Dove si usa il litio?
La corrente elettrica non è altro che un flusso di elettroni: quando la batteria viene caricata essi vengono pompati sul composto chimico che riveste il catodo (di solito un ossido dove il Litio è presente insieme a Cobalto, Manganese o altri elementi), il Litio ridiventa un atomo elettricamente neutro sciogliendosi dal legame e, nuotando nell’elettrolita, si sposta verso il reticolo cristallino di grafite che riveste l’anodo.
Durante la scarica invece, il processo si inverte: gli elettroni vengono “rubati” agli atomi di Litio per farli fluire nel conduttore, ad esempio per muovere il motore elettrico; gli atomi di Litio diventano ioni positivi e ritornano verso il catodo per riformare l’ossido da cui erano partiti.

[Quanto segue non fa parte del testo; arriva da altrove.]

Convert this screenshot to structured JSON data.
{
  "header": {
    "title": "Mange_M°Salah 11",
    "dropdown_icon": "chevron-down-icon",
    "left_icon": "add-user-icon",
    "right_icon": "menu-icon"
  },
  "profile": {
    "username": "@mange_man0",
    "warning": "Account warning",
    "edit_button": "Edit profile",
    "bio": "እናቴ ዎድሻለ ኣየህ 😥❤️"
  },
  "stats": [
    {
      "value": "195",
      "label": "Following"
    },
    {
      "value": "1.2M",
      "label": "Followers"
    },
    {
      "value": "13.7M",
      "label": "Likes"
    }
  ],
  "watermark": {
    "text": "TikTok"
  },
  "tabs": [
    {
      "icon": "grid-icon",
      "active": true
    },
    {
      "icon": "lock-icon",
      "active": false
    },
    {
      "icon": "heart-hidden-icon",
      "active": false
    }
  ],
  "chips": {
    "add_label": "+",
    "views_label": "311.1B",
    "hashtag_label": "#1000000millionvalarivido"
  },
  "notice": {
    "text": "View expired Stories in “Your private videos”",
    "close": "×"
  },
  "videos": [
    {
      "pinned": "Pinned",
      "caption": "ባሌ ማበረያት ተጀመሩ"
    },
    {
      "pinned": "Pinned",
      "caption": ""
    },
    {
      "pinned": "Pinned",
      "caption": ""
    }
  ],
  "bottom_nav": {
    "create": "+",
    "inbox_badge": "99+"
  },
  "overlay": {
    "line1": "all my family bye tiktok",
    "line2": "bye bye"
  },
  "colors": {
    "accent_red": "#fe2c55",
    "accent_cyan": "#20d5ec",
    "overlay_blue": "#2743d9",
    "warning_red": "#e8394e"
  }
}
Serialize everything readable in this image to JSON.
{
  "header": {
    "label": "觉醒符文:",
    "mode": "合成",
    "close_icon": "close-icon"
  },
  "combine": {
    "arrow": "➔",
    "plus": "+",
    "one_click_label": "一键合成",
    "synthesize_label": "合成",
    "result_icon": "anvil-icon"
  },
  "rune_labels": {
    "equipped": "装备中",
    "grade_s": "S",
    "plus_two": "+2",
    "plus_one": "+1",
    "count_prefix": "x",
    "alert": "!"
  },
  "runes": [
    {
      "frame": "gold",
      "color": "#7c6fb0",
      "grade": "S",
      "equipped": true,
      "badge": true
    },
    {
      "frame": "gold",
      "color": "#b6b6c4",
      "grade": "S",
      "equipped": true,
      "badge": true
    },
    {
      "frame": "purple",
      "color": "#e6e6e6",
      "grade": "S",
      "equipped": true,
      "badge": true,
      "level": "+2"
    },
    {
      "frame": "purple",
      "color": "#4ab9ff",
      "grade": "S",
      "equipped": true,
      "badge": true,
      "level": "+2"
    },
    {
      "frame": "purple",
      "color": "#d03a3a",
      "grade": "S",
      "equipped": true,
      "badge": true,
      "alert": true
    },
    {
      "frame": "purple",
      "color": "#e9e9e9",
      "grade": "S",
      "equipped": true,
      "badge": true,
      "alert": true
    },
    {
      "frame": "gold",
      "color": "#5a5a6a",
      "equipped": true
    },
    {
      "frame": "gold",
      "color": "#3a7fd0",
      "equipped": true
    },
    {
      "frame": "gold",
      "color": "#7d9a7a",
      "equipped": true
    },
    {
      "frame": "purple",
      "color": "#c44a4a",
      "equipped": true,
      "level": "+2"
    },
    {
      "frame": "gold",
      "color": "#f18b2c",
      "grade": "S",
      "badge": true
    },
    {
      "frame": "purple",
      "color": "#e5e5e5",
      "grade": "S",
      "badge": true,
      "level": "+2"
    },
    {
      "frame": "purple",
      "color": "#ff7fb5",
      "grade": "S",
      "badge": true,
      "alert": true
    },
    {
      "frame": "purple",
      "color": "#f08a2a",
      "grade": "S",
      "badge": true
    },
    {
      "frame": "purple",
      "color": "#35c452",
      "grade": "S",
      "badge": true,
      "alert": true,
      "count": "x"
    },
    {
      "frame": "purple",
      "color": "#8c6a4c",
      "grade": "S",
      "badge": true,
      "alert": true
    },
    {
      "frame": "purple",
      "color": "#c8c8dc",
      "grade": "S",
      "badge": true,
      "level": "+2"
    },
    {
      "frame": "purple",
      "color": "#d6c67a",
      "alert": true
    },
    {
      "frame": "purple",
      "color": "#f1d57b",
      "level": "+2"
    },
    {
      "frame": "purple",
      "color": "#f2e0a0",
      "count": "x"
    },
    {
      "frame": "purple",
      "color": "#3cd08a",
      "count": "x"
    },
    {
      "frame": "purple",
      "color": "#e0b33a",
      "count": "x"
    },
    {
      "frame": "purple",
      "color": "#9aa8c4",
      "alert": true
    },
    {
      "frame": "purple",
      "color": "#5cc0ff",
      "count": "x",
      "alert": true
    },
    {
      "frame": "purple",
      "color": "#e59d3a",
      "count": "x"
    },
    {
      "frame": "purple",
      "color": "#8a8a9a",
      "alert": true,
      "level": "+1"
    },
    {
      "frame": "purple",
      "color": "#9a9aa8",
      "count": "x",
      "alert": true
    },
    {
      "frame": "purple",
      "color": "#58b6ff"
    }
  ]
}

Ma quanto ne serve? Rispondere a questa domanda non è affatto facile; lo ha fatto, in modo assai autorevole, Paul Martin in questo articolo (ve lo linko per chi avesse voglia di ripassare chimica, ma attenzione che Paul non si preoccupa troppo di risultare comprensibile alle masse popolari…); per chi ha fretta o non è anglofono, invece, riporto la conclusione di Martin: ogni kWh di batteria ha bisogno di circa 160g di Litio metallico (o, se preferite, 850g di carbonato di litio).
Un’auto con 60kWh dunque ne richiede circa 10kg e, se fossero tutte elettriche, i 78 milioni di vetture vendute ogni anno nel mondo ne richiederebbero 780.000 tonnellate.
Sono tanti? sono pochi?
Beh, 780.000 tonnellate sono quasi 10 volte la produzione del 2020 (82.000 tonnellate) il che consente alle Cassandre di agitare lo spettro di un mercato strozzato dagli astuti cinesi che si sono accaparrati le concessioni di sfruttamento in Australia e Sud-America, aree geografiche da dove, come ci dice Wikipedia, proviene attualmente la maggior parte del più leggero tra i metalli.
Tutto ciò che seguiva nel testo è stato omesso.